For years Elizabeth has gained skills that have helped her in the business world. Some were gained through school, while others developed through her interaction and encounters in different life fields. Some of the skills include; public speaking, fundraising, advertising, venture fundraising, sales and marketing, and customer development. This skill was sharpened and will continue in her life, and she has been able to increase her capacity every day as she grows.

7. Elizabeth’s achievements

Despite the many life setbacks, Elizabeth has been able to keep moving and growing. She has achieved several things, like being the founder of a pre-seed fund (Hustle fund). According to angle.co, she was previously a partner at 500 startups and ran the mountain view accelerator program. However, she was also a co-founder and ran LaunchBit, an ad tech company.

8. Leadership and team-building skills

Elizabeth Yin has worked alongside many who keep on recommending her in the workspace.

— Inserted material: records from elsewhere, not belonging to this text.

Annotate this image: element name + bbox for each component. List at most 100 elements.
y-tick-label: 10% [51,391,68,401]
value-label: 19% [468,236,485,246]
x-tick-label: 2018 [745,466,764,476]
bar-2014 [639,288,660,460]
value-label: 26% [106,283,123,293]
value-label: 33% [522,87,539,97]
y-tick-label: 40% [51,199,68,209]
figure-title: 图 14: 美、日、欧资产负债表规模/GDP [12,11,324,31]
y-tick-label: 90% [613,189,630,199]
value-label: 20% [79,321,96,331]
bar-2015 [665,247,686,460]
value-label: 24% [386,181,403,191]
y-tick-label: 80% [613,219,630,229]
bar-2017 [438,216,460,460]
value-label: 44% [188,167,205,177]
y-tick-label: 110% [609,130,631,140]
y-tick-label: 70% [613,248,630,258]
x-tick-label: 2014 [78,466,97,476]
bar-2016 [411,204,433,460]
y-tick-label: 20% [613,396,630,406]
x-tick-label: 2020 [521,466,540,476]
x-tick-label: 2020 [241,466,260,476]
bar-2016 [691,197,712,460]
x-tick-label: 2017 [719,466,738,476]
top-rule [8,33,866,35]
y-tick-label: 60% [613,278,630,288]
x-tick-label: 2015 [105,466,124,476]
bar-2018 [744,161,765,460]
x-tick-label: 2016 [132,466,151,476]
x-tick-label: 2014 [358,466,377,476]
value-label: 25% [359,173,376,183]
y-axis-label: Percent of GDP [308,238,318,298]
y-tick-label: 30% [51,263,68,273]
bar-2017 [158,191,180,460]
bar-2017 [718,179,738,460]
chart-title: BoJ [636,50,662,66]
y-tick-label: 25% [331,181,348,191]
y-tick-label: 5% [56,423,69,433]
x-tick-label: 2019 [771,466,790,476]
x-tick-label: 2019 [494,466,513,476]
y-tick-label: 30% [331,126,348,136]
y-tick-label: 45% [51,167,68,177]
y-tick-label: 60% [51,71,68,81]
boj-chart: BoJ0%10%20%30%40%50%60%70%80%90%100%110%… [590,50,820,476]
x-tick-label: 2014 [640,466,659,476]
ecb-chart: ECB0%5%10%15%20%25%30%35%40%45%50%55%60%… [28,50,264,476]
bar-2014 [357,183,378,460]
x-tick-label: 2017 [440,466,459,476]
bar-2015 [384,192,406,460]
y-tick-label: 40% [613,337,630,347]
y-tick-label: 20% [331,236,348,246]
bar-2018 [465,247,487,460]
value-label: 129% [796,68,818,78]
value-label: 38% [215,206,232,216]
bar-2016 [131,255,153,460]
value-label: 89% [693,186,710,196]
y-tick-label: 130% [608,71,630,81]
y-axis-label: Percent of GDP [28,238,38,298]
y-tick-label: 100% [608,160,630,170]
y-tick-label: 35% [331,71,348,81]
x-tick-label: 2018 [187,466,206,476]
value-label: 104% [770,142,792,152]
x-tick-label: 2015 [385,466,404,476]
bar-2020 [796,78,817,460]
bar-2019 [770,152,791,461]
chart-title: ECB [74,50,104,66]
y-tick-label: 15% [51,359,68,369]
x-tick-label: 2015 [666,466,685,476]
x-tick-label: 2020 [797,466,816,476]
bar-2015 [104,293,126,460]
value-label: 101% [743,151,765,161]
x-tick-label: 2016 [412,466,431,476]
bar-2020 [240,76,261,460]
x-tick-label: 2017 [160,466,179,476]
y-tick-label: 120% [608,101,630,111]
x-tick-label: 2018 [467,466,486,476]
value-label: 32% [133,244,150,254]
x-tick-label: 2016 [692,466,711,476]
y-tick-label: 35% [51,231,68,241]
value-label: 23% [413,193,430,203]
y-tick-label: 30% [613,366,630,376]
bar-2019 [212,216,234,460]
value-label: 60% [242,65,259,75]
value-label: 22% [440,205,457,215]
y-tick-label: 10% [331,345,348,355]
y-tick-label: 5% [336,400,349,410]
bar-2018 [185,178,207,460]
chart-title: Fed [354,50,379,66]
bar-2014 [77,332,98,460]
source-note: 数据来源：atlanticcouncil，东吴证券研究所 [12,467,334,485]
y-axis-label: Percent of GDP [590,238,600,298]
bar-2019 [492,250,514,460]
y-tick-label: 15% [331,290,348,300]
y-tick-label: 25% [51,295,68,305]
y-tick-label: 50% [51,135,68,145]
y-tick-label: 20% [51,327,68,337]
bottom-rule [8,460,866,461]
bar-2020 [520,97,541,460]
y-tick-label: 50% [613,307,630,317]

9. Balancing family and startups

Elizabeth openly states that the female gender in startups faces judgment if one has a family when beginning a startup; she says it is considered taboo to have a child when starting up a startup. She was expectant when working on her company, LaunchBit. She claims that having a child while starting up or having a startup puts one at a disadvantage as it shows a lack of dedication.

10. Elizabeth’s stand on diversity in a workplace

Elizabeth claims that around 18% of their portfolio companies are led by under-represented founders, including Black and Latinx [ herself being Asian]. She says that her team is not biased in race or by background, making it diverse. This is because her fund is a rare fund that encourages cold pitch submissions, making sure they are held virtually, reducing unconscious biases. The team continues to work to reach a more diverse set of founders. This is according to medium.com.